Bruins teammate Chris Kelly has a theory about Chara. He played with Chara when both were with the Ottawa Senators and has been with him for the past three with the Bruins. Chara has matured, to be sure. That much is evident when you compare him to his days with the Senators when he sometimes looked lost and ineffective during those playoff disappointments against the Toronto Maple Leafs. But Kelly maintains that as long as Daniel Alfredsson was around in Ottawa, the Senators were going to be his team and Chara’s leadership capabilities on and off the ice were going to be stunted. But since joining the Bruins and becoming their captain, Chara has emerged as one of the great leaders in the game. There are not many shaky moments when he is out on the ice and while he has been a force in his own end, he has also made a significant offensive contribution with two goals and 11 points.
“I don’t think we’ve played anyone with his reach yet,” said Patrick Kane of the Blackhawks, stating the obvious. “For us, we don't want to think too much about it, use our speed to our advantage on him, try to just play hockey, not worry so much about playing against Chara.”

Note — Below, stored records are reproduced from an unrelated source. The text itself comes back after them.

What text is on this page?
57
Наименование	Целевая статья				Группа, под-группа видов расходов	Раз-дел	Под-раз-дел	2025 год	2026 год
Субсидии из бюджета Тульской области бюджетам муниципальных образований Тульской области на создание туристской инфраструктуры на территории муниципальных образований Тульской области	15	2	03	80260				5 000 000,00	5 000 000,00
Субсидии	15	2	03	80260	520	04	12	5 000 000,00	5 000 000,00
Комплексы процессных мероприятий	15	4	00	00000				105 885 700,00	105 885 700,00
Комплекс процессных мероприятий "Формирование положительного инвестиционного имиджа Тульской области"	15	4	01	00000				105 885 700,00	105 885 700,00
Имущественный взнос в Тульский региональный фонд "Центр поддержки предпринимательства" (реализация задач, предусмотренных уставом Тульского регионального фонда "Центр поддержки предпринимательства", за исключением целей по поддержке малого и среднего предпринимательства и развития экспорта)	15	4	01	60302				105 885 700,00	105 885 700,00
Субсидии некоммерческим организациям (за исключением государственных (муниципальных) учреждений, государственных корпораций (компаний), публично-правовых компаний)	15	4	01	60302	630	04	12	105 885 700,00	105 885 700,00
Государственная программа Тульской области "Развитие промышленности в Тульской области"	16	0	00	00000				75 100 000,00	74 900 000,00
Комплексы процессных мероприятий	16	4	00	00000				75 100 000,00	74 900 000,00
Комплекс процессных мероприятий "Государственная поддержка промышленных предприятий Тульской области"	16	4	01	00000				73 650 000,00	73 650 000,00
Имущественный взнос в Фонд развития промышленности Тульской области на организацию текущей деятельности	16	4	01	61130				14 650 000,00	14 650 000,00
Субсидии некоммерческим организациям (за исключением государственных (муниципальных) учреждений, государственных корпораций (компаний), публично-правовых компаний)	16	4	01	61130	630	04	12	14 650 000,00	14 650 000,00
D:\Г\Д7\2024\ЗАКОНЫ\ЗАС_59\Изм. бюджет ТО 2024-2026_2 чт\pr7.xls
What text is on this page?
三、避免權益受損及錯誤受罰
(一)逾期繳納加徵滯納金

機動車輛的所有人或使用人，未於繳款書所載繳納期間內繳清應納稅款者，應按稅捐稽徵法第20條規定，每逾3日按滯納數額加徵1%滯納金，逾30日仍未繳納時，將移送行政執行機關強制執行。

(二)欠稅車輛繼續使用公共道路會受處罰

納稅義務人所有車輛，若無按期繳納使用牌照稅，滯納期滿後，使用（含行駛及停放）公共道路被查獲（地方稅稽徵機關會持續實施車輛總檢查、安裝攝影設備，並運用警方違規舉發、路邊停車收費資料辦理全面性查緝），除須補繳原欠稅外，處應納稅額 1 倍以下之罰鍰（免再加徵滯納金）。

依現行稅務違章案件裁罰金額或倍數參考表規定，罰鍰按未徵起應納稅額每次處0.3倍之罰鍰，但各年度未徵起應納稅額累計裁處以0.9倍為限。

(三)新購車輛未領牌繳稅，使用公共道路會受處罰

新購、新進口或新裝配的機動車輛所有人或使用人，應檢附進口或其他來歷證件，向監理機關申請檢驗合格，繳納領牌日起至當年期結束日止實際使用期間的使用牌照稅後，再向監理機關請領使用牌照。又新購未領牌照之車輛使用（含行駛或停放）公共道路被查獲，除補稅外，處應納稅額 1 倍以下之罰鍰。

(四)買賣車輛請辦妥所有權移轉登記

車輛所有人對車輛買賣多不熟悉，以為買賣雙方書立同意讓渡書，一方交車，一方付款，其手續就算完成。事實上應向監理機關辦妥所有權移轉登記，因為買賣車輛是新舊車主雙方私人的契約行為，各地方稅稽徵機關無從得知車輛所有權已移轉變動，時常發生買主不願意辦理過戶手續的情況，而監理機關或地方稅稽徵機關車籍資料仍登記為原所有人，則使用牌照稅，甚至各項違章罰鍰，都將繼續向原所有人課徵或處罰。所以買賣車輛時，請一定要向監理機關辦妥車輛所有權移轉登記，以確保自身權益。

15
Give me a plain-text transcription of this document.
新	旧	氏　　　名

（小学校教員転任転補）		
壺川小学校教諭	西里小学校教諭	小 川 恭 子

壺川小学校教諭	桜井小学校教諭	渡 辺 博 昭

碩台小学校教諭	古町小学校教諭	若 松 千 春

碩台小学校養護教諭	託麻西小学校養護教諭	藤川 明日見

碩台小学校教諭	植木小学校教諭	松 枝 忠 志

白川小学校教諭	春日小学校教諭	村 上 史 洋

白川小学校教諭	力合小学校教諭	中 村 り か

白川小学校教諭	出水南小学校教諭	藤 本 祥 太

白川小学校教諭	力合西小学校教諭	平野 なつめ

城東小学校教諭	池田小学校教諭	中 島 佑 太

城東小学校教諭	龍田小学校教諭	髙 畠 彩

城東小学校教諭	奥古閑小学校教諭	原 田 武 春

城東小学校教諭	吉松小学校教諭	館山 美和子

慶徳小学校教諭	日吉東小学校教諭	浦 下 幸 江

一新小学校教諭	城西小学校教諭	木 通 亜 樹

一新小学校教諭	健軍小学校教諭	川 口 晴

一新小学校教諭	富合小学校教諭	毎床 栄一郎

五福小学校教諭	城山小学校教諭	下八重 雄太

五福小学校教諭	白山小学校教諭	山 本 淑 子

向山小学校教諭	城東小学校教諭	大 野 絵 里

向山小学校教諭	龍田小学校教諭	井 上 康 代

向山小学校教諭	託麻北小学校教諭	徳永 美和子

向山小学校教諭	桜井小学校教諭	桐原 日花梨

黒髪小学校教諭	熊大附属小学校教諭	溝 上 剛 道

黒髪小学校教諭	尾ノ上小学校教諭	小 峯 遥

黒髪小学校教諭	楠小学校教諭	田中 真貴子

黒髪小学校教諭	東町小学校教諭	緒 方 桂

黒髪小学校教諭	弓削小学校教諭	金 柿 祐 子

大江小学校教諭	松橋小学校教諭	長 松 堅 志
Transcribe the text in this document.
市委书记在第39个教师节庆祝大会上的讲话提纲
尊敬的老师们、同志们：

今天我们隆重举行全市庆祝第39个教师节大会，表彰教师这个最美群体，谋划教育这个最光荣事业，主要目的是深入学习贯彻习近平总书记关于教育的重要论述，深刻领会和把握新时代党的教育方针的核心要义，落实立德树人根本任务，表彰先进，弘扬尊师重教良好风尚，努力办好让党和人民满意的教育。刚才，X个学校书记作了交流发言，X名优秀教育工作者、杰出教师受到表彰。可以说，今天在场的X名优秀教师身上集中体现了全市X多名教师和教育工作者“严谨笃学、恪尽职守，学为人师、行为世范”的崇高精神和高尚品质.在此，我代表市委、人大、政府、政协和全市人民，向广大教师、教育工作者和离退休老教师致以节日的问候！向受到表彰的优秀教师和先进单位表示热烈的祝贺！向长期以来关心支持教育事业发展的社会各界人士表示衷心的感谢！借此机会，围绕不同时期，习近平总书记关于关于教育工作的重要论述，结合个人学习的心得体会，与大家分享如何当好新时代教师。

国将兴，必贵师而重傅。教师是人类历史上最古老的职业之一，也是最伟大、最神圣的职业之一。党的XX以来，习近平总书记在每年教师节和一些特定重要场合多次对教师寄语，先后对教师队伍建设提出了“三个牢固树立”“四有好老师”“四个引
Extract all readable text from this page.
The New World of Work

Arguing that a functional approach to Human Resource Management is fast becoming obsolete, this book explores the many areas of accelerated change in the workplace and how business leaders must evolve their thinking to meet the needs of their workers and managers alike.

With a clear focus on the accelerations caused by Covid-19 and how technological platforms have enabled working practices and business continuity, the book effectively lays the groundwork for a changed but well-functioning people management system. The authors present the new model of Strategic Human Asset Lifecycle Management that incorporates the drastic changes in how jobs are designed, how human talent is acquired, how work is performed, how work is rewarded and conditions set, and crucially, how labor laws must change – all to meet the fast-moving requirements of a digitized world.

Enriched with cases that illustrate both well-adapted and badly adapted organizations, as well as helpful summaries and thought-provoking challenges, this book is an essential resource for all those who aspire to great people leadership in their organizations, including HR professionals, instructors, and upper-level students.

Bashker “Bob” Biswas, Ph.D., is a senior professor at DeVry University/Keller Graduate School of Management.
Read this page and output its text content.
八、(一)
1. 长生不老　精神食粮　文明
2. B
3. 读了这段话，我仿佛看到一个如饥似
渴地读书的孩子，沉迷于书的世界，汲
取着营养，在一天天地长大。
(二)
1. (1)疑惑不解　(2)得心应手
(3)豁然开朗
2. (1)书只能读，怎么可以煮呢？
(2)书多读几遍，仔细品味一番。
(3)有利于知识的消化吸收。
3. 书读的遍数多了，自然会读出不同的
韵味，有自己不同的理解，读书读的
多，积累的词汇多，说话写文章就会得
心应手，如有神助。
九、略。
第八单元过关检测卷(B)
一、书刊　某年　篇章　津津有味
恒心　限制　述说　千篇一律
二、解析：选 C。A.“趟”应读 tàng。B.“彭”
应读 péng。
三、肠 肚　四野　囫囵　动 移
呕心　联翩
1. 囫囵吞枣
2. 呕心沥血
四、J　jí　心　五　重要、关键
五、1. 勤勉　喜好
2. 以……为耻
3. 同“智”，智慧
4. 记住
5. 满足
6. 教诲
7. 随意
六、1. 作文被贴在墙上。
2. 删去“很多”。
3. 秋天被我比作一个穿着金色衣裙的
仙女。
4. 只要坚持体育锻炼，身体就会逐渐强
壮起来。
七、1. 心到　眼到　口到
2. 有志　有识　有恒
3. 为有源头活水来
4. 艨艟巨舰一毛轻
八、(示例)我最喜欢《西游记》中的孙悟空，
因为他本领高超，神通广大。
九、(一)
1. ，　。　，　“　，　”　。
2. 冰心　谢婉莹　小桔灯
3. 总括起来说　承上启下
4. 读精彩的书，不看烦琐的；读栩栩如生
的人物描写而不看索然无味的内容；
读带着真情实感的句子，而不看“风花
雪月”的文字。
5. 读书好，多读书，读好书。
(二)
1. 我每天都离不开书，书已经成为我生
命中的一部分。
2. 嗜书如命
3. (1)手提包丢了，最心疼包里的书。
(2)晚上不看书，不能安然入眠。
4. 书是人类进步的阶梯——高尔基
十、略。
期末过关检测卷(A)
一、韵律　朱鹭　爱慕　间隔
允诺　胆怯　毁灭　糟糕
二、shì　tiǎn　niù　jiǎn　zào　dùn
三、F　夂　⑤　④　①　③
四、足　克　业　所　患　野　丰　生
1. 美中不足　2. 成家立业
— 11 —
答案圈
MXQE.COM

For a team that doesn’t want to worry about playing against him, the Blackhawks certainly seemed to be focusing on Chara going into Game 1. The defenseman's greatest contribution will come in his matchups against the top two units for the Blackhawks. They are not a terribly big or physical team, but Chara will undoubtedly have his hands full in his own end keeping the likes of Handzus and Bickell at bay.
For his part, Chara is not about to give the Blackhawks any bulletin board material. He’s just doing his best to help the team, they have great players and it will be a tough series, playing defense is not a one-man show, blah, blah, blah.
No, Chara prefers to make his most profound statements on the ice surface. And most of the time they are emphatic ones that end with an exclamation mark.
ZDENO WORKS THE CROWD
Chara makes the members of the media work as hard for success as he does opposing forwards trying to beat him to the outside to cut to the net. He is a very thoughtful and introspective individual, but does not suffer those who don’t put the same kind of thought behind their questions. Case in point was the league’s pre-final Media Day Tuesday afternoon. After Hossa told a story about being Chara’s off-season neighbor, here was Chara’s exchange with a reporter:
Reporter: “What can you tell us about growing up together?”
Chara: “What do you want to know?”
Reporter: “What do you remember about him?”
Chara: “I remember a lot of things. What do you want to know? Ask me specific question.”